I started learning piano when I was eight years
old.
I wrote my first song when I was 13.
That first song led to a passion I did not know I
had. I started writing more and
more songs.

Senior year in high-school my sister and I recorded
our first CD consisting of eight songs I had written. We spent the remaining year traveling to several different
churches and selling our CDs.

After high-school I decided to pursue a degree in
music at Southeastern University.
I fell in love with music when I was eight years
old. I fell in love with music
again when I wrote my first song.
When I graduated from college I was excited for the
future. I had dreams of moving to
Nashville to become a songwriter.
After graduation, I visited several different
coffee shops, churches, and restaurants to play my music. I just wanted to play anywhere and
everywhere!

However, afterwards I found
myself feeling unsatisfied and
unfulfilled.
I
was so confused because I always felt that music was what God wanted me to
do.
That
is when I came into contact with the World Race. How I found out about the race is a whole other blog that I
plan on writing, but for now lets just say it was a God thing.
At
first I did not want to go on the Race, because I already had plans for my
future.
In
January I planned on moving to Nashville to pursue a music career. However, now I was confused more than
ever before because here I was unhappy with playing music.
That’s
when I started to pray. I think
most of my prayers went something like, “God if you want me to go
on this trip, just send a lightening bolt or have a random stranger tell me to
go and then I will do it.”
I wanted a sign, because if I
was not sure this is what God had for me, than I’d rather go back to my own
planned future.
It’s funny, because God did
not send a lightening bolt.

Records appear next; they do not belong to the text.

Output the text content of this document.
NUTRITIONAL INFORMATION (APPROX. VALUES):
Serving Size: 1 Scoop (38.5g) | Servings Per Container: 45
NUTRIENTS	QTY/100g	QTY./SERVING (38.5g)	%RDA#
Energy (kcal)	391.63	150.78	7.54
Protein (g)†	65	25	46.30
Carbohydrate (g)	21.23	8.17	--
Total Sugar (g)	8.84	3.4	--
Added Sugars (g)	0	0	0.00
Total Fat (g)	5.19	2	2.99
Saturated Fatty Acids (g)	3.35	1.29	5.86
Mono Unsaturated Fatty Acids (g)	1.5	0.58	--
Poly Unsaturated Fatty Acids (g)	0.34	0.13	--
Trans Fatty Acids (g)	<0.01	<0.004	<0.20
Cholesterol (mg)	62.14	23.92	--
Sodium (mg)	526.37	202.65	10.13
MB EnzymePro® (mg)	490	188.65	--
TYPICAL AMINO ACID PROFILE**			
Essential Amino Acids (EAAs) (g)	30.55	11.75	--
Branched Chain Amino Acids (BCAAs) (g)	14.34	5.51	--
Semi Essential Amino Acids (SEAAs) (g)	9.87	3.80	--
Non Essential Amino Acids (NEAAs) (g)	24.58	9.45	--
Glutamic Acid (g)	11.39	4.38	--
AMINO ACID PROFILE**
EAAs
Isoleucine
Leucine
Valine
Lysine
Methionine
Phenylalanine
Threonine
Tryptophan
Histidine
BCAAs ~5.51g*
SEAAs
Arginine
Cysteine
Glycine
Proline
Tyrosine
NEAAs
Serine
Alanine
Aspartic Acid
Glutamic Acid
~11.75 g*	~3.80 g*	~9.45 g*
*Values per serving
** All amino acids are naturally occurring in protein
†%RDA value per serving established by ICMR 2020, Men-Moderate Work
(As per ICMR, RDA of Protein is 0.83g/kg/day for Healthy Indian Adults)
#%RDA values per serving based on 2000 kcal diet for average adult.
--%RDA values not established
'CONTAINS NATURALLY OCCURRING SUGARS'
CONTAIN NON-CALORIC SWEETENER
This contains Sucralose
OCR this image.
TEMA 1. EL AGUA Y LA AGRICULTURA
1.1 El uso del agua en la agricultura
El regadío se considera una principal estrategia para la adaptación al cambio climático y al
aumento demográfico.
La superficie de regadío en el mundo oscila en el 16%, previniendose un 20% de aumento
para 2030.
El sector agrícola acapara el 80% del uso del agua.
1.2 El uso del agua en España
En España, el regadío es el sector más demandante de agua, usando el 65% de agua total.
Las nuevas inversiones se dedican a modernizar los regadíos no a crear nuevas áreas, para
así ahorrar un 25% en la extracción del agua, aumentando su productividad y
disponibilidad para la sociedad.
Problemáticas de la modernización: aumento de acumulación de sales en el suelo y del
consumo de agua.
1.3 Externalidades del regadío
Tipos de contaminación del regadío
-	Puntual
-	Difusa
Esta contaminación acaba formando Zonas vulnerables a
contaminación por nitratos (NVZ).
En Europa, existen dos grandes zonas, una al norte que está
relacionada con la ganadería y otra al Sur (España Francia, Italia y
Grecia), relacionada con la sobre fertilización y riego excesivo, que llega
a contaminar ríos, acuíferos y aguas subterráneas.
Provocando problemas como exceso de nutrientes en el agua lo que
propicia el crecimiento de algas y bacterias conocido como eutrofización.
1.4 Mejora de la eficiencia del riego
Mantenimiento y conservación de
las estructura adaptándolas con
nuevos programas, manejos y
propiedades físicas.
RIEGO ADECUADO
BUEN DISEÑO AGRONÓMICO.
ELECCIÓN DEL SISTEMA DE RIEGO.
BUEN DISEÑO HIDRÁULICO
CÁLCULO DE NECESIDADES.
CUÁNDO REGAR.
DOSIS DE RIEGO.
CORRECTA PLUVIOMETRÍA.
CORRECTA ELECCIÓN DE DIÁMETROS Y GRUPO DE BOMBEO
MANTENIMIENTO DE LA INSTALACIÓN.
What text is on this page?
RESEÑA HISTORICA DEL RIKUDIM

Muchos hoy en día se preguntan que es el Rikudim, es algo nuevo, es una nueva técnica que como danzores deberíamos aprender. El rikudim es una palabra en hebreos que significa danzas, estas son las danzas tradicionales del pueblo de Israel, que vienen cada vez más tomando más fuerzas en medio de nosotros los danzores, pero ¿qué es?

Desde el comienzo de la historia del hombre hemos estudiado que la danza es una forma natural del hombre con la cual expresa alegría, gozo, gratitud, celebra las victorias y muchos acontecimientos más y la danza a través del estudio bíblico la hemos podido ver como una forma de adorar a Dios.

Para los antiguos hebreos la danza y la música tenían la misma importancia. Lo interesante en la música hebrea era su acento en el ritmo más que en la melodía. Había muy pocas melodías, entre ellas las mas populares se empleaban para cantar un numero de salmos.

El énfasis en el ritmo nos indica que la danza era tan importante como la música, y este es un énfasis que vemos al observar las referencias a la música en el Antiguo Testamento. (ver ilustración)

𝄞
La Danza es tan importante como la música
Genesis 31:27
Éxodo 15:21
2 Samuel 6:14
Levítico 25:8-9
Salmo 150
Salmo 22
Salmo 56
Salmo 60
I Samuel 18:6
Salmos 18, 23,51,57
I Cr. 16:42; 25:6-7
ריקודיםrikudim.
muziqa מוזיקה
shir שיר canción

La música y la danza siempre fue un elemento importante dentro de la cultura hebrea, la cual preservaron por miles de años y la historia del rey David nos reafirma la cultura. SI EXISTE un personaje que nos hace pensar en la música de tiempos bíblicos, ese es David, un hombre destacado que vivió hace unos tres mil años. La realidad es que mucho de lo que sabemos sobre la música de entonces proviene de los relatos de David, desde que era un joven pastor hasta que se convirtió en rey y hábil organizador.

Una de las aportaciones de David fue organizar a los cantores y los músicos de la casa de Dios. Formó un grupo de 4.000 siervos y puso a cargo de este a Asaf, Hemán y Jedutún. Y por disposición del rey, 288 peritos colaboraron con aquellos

But
for some reason the messages he sent seemed to be even more compelling. I read
racers blogs and they spoke straight to my heart. Also the world race website had a motto up that said “What
can Joy do”? Which is my middle name and made me wonder, “is God asking me what
I can do, if I can really go share His love with the nations”?
So here I was at a
crossroad———–

I think there are moments
or decisions in our lives that can change the whole course of our lives. I also think that it’s funny that we
try so hard to plan our future, and then God swoops down and rearranges it to
where we completely have no clue what it is.
It was hard to choose the
world race. It was hard giving up
music for a year. When I started
questioning the world race, it terrified me thinking about not playing the piano for a year or
not pursuing music.
But Now…..
I am terrified of not making an impact on somebody’s life this year.
I am terrified of missing out on God’s plan.
I am terrified of not telling someone about God’s love, that I was supposed to
tell.
I am terrified that I will be so focused on me, that I will miss out on THEM.